Key Facts About the Discovery at a Glance
| Detail | Information |
|---|---|
| Spacecraft | NASA’s Magellan probe |
| Launch year | 1990 |
| Feature type | Underground subsurface conduit (lava tube) |
| Estimated width | Approximately 1 kilometer |
| Location on Venus | Near Nyx Mons |
| Entry point | Collapsed skylight (surface opening) |
| Lead institution | University of Trento |
| Funding body | Italian Space Agency |
| Published | Nature Communications, February 9, 2026 |
- The discovery relied entirely on reanalysis of existing Magellan radar data — no new mission was required
- The skylight opening is visible in radar imagery as a collapsed surface feature
- This is described as the first evidence of a giant empty subsurface conduit on Venus
- The find turns what had been a long-debated theoretical possibility into something researchers can now measure and study
The Part Most Coverage Is Getting Wrong
It’s tempting to frame this as a story about old data finally being dusted off and yielding a lucky find. But that undersells what actually happened. Researchers didn’t stumble across this feature by accident. They went back to Magellan’s archives with specific questions about subsurface structures, applied modern analytical methods, and found something that earlier examinations had not confirmed.
That distinction matters because it reflects a broader shift in planetary science. The idea that Venus might host large underground lava tubes had been discussed theoretically for years. What was missing was evidence — something measurable, something in the data. This study provides exactly that, which is why it landed in Nature Communications rather than remaining a conference presentation.
It also raises an obvious question about what else might be sitting in Magellan’s archives, waiting for someone to look again with better tools and sharper questions.
What Comes Next for Venus Exploration
The timing of this discovery is worth noting.

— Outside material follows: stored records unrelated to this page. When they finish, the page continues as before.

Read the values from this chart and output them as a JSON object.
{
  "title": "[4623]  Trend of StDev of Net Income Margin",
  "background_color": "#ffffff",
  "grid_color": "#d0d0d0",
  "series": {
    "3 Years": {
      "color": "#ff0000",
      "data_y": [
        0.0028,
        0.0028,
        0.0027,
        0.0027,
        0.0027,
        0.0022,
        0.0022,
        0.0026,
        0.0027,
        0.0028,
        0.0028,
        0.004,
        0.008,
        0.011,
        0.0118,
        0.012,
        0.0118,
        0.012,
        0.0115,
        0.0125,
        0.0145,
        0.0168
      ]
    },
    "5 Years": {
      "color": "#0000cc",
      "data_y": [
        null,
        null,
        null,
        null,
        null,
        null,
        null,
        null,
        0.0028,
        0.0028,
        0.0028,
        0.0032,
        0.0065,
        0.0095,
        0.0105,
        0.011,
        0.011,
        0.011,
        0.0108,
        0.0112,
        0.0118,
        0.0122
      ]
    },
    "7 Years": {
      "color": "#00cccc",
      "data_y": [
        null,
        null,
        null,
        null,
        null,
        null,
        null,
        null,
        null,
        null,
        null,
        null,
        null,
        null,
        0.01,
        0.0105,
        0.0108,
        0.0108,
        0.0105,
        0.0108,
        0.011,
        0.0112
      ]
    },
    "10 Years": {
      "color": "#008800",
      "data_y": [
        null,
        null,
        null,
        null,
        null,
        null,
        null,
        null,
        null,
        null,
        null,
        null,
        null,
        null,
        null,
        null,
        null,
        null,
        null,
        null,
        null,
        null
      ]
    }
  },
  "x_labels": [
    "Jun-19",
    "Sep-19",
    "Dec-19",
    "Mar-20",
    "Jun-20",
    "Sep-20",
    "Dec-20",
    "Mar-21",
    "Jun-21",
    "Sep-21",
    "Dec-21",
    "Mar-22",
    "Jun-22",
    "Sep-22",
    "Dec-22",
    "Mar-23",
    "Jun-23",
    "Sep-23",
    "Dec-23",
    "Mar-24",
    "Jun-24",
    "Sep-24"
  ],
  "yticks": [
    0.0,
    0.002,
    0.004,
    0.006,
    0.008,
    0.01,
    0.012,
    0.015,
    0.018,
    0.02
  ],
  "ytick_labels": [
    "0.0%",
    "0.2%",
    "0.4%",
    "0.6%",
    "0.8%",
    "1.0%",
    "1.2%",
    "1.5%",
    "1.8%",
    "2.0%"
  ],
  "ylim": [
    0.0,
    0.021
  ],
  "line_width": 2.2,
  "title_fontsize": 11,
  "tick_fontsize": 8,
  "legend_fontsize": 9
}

Interest in Venus has been building within the planetary science community for years, and several missions are in various stages of planning and development. A confirmed subsurface tunnel of this scale gives those future missions a concrete target — a specific, scientifically compelling feature to investigate.
For now, researchers have a structure they can analyze from existing data. The next steps would involve refining the measurements, modeling how such a tunnel could have formed, and determining what it might reveal about Venus’s volcanic history and interior dynamics.
Whether any spacecraft will be sent specifically to investigate the Nyx Mons feature has not been confirmed. But the discovery has given the scientific community something it rarely gets with Venus: a precise, documented mystery with a known location.
Frequently Asked Questions
What is the underground tunnel found on Venus?
Scientists identified what appears to be a large empty subsurface conduit — similar to a lava tube — near Nyx Mons on Venus, with an estimated width of approximately one kilometer.
How was the tunnel discovered?
Researchers at the University of Trento reanalyzed synthetic aperture radar images originally collected by NASA’s Magellan spacecraft, which arrived at Venus in 1990.
Where exactly is the feature located on Venus?
The collapsed skylight and underground void are located near Nyx Mons, a volcanic region on Venus.
Who funded and led this research?
The study was led by the University of Trento and funded by the Italian Space Agency, with the findings published in Nature Communications on February 9, 2026.
Is this the first time a structure like this has been found on Venus?
According to the researchers, this is the first confirmed evidence of a giant empty subsurface conduit on Venus, turning a long-debated theoretical idea into something measurable.
Will a new mission be sent to investigate the tunnel?
This has not yet been confirmed. The current findings are based entirely on reanalysis of existing Magellan data, and no specific follow-up mission to this feature has been announced.